Looking at Valvoline Inc's interest coverage ratio over the past five years, we can observe fluctuations in the company's ability to cover its interest expenses.
In 2019, Valvoline Inc had an interest coverage ratio of 5.49, indicating that it earned 5.49 times the amount necessary to cover its interest expenses. This suggests a relatively strong ability to meet its interest obligations.

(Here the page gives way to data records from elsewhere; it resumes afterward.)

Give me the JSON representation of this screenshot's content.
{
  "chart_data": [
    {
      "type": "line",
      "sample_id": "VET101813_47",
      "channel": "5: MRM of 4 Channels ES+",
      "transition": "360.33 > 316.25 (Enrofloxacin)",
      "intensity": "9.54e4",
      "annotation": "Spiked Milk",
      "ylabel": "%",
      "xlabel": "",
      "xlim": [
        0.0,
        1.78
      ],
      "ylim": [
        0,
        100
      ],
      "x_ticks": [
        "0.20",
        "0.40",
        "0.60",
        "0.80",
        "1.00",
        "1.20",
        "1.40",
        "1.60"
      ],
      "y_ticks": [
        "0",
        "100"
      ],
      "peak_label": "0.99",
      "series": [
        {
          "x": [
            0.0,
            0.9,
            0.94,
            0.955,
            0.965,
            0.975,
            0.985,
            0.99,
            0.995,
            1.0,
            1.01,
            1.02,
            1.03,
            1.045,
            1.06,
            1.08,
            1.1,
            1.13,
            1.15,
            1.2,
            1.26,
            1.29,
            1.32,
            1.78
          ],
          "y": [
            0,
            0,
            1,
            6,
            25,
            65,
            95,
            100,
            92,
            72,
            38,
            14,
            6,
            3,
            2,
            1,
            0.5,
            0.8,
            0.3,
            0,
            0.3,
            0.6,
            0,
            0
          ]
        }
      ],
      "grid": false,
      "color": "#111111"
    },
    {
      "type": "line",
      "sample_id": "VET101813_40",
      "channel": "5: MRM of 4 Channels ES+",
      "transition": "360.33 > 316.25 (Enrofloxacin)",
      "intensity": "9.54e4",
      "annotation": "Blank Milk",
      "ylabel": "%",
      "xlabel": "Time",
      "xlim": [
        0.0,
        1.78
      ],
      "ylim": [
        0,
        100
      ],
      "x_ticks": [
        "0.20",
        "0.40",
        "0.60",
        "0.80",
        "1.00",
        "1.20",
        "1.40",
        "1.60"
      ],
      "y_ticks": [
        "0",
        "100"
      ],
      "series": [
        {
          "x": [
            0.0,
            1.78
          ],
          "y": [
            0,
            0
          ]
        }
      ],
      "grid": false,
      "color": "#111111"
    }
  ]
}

However, in 2020, the interest coverage ratio decreased to 4.89, signaling a slight decrease in the company's ability to cover its interest expenses. This could raise concerns about the company's financial risk and its capacity to service its debt.
In 2021, there was a modest improvement in Valvoline Inc's interest coverage ratio to 4.54, indicating a partial recovery in its ability to cover interest expenses. Nevertheless, the ratio still remained lower than the 2019 level.
The interest coverage ratio further improved in 2022 to 3.34, which appears to be a sign of progress, although the ratio is still relatively low compared to earlier years.
Finally, in 2023, Valvoline Inc's interest coverage ratio increased significantly to 7.31. This substantial improvement suggests a strong recovery and an enhanced ability to cover its interest expenses.
In conclusion, the fluctuations in Valvoline Inc's interest coverage ratio over the past five years indicate varying degrees of ability to meet its interest obligations. While the significant increase in 2023 is a positive sign, the fluctuations in the preceding years may suggest some level of volatility in the company's financial performance and debt-servicing capacity.